When you are studying for the car theory test you will need to study and practice 14 car theory test subjects. These subjects range from your attitude towards road users around you to the rules regarding the motorway.

Vulnerable Road Users – a total of 67 driving theory test questions, vulnerable road users’ question bank has a mixture of identifying and approaching pedestrian crossings to dealing with animals on the road. This is one of the more serious topics in the driving theory test that the DVSA feel that many drivers are not paying enough attention to and the DVSA want to ensure that all learner drivers understand the risks involved.

Below is a question that seems to trick most current drivers as well as learner drivers:

You see a pedestrian carrying a white stick that also has a red band. What does this mean?

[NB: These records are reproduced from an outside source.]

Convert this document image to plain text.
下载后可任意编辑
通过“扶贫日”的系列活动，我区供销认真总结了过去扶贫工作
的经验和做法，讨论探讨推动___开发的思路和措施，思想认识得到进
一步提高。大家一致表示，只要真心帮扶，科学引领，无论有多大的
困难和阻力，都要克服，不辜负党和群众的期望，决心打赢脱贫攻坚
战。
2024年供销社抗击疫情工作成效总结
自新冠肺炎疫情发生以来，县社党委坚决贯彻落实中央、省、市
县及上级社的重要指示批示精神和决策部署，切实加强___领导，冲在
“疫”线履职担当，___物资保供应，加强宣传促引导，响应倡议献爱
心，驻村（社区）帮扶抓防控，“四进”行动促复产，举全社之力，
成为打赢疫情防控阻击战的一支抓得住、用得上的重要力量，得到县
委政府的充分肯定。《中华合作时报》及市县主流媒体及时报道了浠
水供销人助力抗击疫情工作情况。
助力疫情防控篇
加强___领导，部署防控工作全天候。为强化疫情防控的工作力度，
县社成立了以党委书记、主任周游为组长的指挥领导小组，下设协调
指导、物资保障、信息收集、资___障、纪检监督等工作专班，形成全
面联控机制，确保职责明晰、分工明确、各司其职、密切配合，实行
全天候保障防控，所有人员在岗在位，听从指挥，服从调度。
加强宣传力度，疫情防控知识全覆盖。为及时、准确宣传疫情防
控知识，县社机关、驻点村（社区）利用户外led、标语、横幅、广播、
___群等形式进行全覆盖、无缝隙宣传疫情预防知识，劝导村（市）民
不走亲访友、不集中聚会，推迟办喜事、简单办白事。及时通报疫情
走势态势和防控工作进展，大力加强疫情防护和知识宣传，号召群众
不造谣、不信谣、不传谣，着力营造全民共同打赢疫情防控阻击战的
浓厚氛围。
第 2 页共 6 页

  • They have limited mobility
  • They’re Deaf
  • They’re Blind
  • They’re Deaf and Blind

The common answer is here is that ‘they’re blind’ but unfortunately that is incorrect. Although blind people often carry a white stick to help them feel the road and their surroundings a person with a white stick that has a red band on it signifies that the person is Deaf as well as Blind. If the person has limited mobility then they may use some support to get around like a wheelchair, a walking stick, or some sort of device to physically support them. A person that is Deaf only does not need any physical support to help them get around although it is common for many Deaf people to have a pre-written badge on them to produce to others to explain that they are Deaf and may not be able to communicate verbally.

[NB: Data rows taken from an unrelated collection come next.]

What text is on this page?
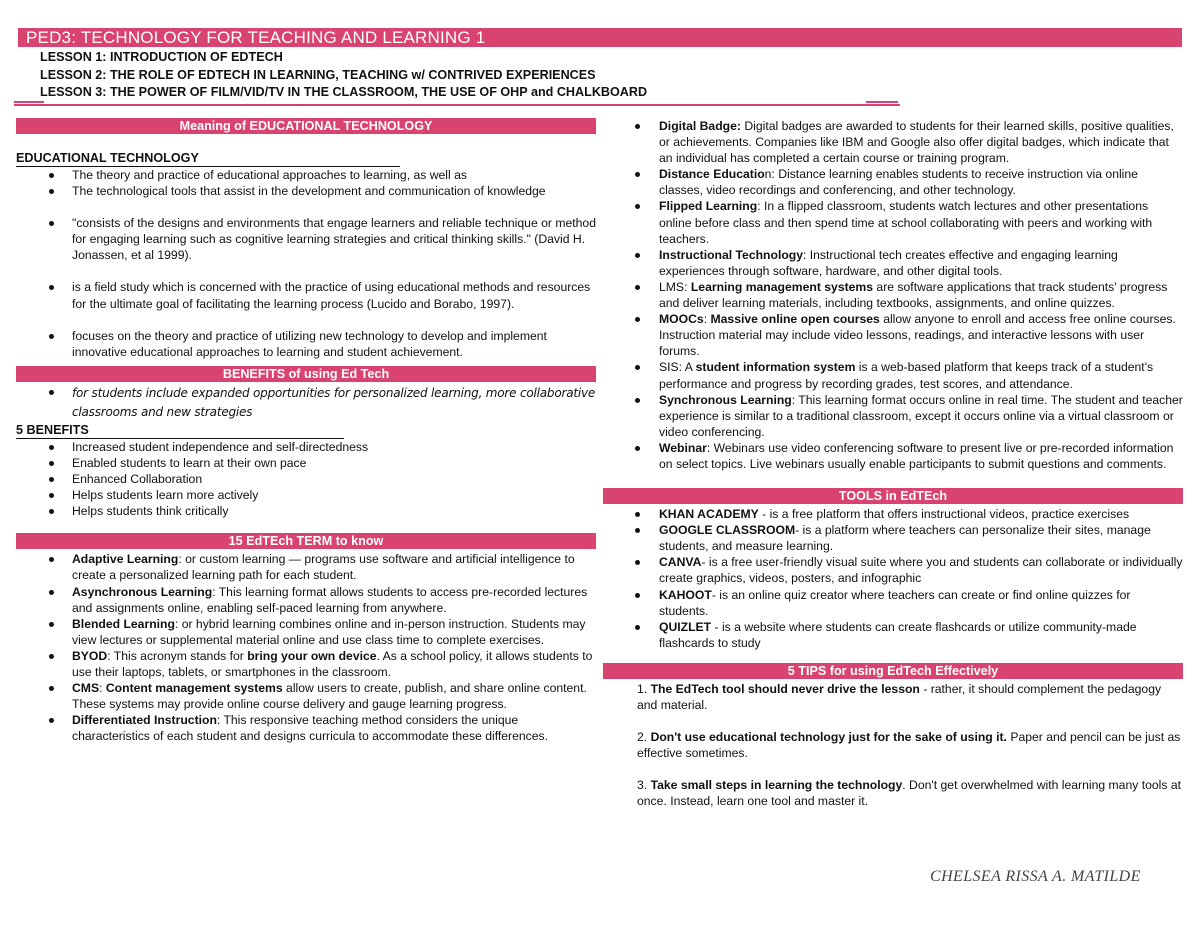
PED3: TECHNOLOGY FOR TEACHING AND LEARNING 1
LESSON 1: INTRODUCTION OF EDTECH
LESSON 2: THE ROLE OF EDTECH IN LEARNING, TEACHING w/ CONTRIVED EXPERIENCES
LESSON 3: THE POWER OF FILM/VID/TV IN THE CLASSROOM, THE USE OF OHP and CHALKBOARD
Meaning of EDUCATIONAL TECHNOLOGY
EDUCATIONAL TECHNOLOGY
The theory and practice of educational approaches to learning, as well as
The technological tools that assist in the development and communication of knowledge
"consists of the designs and environments that engage learners and reliable technique or method for engaging learning such as cognitive learning strategies and critical thinking skills." (David H. Jonassen, et al 1999).
is a field study which is concerned with the practice of using educational methods and resources for the ultimate goal of facilitating the learning process (Lucido and Borabo, 1997).
focuses on the theory and practice of utilizing new technology to develop and implement innovative educational approaches to learning and student achievement.
BENEFITS of using Ed Tech
for students include expanded opportunities for personalized learning, more collaborative classrooms and new strategies
5 BENEFITS
Increased student independence and self-directedness
Enabled students to learn at their own pace
Enhanced Collaboration
Helps students learn more actively
Helps students think critically
15 EdTEch TERM to know
Adaptive Learning: or custom learning — programs use software and artificial intelligence to create a personalized learning path for each student.
Asynchronous Learning: This learning format allows students to access pre-recorded lectures and assignments online, enabling self-paced learning from anywhere.
Blended Learning: or hybrid learning combines online and in-person instruction. Students may view lectures or supplemental material online and use class time to complete exercises.
BYOD: This acronym stands for bring your own device. As a school policy, it allows students to use their laptops, tablets, or smartphones in the classroom.
CMS: Content management systems allow users to create, publish, and share online content. These systems may provide online course delivery and gauge learning progress.
Differentiated Instruction: This responsive teaching method considers the unique characteristics of each student and designs curricula to accommodate these differences.
Digital Badge: Digital badges are awarded to students for their learned skills, positive qualities, or achievements. Companies like IBM and Google also offer digital badges, which indicate that an individual has completed a certain course or training program.
Distance Education: Distance learning enables students to receive instruction via online classes, video recordings and conferencing, and other technology.
Flipped Learning: In a flipped classroom, students watch lectures and other presentations online before class and then spend time at school collaborating with peers and working with teachers.
Instructional Technology: Instructional tech creates effective and engaging learning experiences through software, hardware, and other digital tools.
LMS: Learning management systems are software applications that track students' progress and deliver learning materials, including textbooks, assignments, and online quizzes.
MOOCs: Massive online open courses allow anyone to enroll and access free online courses. Instruction material may include video lessons, readings, and interactive lessons with user forums.
SIS: A student information system is a web-based platform that keeps track of a student's performance and progress by recording grades, test scores, and attendance.
Synchronous Learning: This learning format occurs online in real time. The student and teacher experience is similar to a traditional classroom, except it occurs online via a virtual classroom or video conferencing.
Webinar: Webinars use video conferencing software to present live or pre-recorded information on select topics. Live webinars usually enable participants to submit questions and comments.
TOOLS in EdTEch
KHAN ACADEMY - is a free platform that offers instructional videos, practice exercises
GOOGLE CLASSROOM- is a platform where teachers can personalize their sites, manage students, and measure learning.
CANVA- is a free user-friendly visual suite where you and students can collaborate or individually create graphics, videos, posters, and infographic
KAHOOT- is an online quiz creator where teachers can create or find online quizzes for students.
QUIZLET - is a website where students can create flashcards or utilize community-made flashcards to study
5 TIPS for using EdTech Effectively
1. The EdTech tool should never drive the lesson - rather, it should complement the pedagogy and material.
2. Don't use educational technology just for the sake of using it. Paper and pencil can be just as effective sometimes.
3. Take small steps in learning the technology. Don't get overwhelmed with learning many tools at once. Instead, learn one tool and master it.
CHELSEA RISSA A. MATILDE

Giving a safe distance to cyclists while driving may seem obvious to some but can you predict which direction they will be heading towards? Below is a driving theory test question that requires some extra thought:

You’re following two cyclists as they approach a roundabout in the left-hand lane. Where would you expect the cyclists to go?

  • Left
  • Right
  • Any direction
  • Straight ahead

Generally, when most road users are in the left-hand on the approach to a roundabout, they are expected to go either left or straight so the answer should seem obvious here. Cyclists may have just as much priority as any other road user but due to the issue that cyclists tend to be a lot slower than most road users it is not easy (and not always safe) for them to change lanes and therefore they tend to stick more to the left lane. So, if you are following a cyclist that is in the left hand lane on the approach to a roundabout then it is safe to understand that it is likely that, that cyclist can go in any direction on the roundabout and so it is safe to allow the cyclist plenty of room. Sometimes cyclists signal right with their arm sticking out when they want to turn right on a roundabout but it is not always possible especially if the roundabout is large, the cyclist is inexperienced, it’s a windy day or the cyclist just doesn’t feel safe enough to have their hand and arm sticking out in the road.

Always leave vulnerable road users plenty of space and please show them as much respect on the road as possible.